Upon his departure as secretary of defense, none other than Washington's latest living legend Robert Gates cautioned those he was leaving behind to cherish and nurture bipartisanship. "When we have been successful in national security and foreign affairs, it has been because there has been bipartisan support." To drive the point home, he added: "No major international problem can be solved on one president's watch. And so, unless it has bipartisan support, unless it can be extended over a period of time, the risks of failure [are] high."

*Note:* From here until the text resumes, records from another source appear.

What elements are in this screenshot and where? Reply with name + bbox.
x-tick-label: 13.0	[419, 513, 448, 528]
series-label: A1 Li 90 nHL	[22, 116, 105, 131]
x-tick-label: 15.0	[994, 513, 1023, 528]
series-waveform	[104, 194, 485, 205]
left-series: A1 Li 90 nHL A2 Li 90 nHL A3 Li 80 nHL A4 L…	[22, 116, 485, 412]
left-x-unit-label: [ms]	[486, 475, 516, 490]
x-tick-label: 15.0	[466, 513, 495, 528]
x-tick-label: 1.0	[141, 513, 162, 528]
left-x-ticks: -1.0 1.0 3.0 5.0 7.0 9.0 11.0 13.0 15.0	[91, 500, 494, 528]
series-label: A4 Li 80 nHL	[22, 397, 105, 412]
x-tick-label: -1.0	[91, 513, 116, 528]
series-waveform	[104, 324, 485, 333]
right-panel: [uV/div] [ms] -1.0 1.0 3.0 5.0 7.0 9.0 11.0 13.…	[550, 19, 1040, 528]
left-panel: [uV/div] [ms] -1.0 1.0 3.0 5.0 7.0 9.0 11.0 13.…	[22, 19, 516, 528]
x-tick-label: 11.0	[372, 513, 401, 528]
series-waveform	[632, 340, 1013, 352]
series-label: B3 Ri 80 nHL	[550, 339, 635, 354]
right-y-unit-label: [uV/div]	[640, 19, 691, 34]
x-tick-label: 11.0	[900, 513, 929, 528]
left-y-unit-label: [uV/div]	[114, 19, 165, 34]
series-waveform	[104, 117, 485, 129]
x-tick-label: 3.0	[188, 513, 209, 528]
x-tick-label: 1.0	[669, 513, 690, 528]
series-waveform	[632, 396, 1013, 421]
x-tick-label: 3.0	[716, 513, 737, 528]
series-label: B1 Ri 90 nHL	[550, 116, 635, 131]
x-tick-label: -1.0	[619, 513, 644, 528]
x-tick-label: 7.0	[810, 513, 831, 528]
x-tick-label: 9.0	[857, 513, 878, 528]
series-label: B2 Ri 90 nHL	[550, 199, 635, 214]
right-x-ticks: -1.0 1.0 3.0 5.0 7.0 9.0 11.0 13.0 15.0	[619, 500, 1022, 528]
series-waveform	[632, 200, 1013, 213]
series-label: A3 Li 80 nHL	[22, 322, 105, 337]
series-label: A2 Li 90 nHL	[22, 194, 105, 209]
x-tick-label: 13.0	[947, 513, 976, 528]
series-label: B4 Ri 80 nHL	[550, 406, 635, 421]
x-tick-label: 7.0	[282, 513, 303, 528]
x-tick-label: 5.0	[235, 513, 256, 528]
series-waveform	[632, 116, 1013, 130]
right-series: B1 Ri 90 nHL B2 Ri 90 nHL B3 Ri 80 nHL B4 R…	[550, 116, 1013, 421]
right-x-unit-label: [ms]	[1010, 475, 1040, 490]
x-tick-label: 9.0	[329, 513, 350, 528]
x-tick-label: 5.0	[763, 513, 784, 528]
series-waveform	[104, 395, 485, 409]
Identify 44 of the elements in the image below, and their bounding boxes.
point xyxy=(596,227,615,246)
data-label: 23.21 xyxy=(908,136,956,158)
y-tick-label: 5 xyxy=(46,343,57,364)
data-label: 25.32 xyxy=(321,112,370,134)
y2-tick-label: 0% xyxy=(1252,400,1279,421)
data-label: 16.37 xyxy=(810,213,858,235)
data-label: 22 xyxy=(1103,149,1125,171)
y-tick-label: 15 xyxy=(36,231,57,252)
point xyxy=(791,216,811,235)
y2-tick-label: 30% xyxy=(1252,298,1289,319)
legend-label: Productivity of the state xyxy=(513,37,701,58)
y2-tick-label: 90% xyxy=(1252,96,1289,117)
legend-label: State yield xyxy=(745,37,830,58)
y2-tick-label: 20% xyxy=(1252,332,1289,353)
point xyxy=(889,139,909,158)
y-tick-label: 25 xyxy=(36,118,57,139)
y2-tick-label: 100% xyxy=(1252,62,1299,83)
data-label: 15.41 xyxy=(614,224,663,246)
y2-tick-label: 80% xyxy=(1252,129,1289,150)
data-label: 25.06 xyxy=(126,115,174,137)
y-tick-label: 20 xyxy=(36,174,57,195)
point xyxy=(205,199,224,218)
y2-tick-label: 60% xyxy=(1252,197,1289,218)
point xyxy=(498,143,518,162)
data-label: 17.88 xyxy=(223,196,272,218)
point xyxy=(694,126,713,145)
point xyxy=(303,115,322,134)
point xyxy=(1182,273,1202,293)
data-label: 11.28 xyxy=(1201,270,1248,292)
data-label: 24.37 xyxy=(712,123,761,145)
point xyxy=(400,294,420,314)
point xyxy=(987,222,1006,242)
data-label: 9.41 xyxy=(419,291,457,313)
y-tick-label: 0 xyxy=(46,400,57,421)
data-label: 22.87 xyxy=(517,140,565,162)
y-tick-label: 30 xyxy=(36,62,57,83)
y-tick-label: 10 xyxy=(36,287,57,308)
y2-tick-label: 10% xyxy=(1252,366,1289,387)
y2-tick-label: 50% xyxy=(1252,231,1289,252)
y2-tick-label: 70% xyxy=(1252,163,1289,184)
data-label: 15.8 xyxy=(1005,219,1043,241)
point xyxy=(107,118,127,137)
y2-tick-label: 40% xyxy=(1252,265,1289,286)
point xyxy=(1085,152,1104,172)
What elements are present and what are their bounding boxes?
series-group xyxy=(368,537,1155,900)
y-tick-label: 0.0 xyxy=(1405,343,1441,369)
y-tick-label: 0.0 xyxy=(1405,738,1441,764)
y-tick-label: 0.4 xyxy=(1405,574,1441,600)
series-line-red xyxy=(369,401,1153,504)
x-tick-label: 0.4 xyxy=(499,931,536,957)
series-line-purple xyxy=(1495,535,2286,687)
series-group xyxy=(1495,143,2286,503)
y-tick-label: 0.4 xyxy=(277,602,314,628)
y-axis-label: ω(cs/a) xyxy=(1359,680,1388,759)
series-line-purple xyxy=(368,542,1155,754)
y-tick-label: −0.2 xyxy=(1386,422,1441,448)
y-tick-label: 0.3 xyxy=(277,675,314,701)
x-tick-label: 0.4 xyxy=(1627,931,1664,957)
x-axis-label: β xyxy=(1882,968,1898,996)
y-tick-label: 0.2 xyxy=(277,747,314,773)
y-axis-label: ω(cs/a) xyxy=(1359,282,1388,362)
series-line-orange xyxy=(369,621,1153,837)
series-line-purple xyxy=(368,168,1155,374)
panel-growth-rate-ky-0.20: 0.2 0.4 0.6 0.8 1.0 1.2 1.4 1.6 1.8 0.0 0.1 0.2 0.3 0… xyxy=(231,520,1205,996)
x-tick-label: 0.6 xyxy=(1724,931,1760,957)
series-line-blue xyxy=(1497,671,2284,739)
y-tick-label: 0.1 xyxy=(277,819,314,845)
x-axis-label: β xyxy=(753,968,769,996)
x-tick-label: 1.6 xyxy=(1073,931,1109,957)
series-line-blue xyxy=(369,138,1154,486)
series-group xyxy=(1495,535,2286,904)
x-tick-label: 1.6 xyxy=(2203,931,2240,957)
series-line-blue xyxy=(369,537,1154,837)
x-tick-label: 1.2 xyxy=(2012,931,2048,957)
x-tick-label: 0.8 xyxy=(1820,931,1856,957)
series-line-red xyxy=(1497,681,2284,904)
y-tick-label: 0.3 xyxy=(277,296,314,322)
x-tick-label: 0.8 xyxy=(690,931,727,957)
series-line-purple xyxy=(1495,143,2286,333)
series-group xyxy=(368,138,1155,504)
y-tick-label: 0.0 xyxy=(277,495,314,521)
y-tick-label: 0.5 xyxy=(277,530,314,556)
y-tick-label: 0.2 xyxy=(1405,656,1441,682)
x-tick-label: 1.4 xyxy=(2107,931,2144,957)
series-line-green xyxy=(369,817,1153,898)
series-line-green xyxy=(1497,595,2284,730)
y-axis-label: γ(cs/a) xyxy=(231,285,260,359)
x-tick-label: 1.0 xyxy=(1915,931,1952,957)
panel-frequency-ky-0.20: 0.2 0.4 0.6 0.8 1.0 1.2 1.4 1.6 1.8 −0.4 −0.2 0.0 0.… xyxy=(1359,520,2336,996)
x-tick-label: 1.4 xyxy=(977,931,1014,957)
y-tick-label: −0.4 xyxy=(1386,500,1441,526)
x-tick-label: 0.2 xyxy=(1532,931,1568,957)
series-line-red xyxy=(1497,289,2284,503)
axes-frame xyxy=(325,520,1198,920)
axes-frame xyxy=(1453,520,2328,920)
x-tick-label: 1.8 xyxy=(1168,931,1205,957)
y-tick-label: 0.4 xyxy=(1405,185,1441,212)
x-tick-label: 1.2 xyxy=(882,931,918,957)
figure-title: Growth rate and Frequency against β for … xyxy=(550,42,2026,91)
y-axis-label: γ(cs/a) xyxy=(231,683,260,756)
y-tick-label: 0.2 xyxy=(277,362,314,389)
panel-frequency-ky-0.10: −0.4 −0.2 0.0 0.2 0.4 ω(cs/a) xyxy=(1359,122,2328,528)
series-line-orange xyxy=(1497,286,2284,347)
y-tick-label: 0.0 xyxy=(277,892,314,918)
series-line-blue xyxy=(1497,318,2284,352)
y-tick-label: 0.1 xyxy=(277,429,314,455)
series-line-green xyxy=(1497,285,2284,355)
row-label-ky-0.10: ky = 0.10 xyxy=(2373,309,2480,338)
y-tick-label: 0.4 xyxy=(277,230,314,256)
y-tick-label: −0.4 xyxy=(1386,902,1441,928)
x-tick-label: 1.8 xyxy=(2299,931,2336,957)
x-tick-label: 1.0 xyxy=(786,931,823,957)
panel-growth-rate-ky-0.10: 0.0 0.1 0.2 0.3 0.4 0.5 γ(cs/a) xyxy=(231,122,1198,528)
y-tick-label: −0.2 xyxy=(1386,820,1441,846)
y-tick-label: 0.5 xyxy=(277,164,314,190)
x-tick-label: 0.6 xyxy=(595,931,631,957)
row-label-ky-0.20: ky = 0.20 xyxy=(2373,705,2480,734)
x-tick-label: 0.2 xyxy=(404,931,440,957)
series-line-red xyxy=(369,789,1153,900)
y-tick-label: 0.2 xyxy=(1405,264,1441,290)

Contrary to Gates's Holy Grail sentiments and to most homilies to bipartisanship, Dean Acheson tagged the practice a "magnificent fraud." As President Truman's secretary of state and thus one of its earliest practitioners, he knew of what he spoke. In a 1971 interview at the Truman Library, Acheson offered a taste of his usual rough-and-tumble candor:
The question, who is it bad for, and who is it good for, is what you ought to put your mind on. . . . No, I wouldn't be too serious about bipartisanship. It's a great myth that ought to be fostered. And don't bring too damn much scholarship to bear on it. You'll prove it out of existence if you're not careful.
The intent here is not to slaughter the sacred cow, but to reduce its high-flying levitation, thereby giving its Washington worshippers a better view of when bipartisanship might be useful and harmful—and to whom. Presidents seek bipartisanship to tamp down domestic critics and to convince foreign leaders that they cannot outlast or undermine presidential policies—as happened with Hanoi during the Vietnam War, Moscow during arms-control talks of the Cold War and the Taliban in the current war in Afghanistan. But in these and many other cases, bipartisan backing at home has too often been purchased at the price of good policy abroad.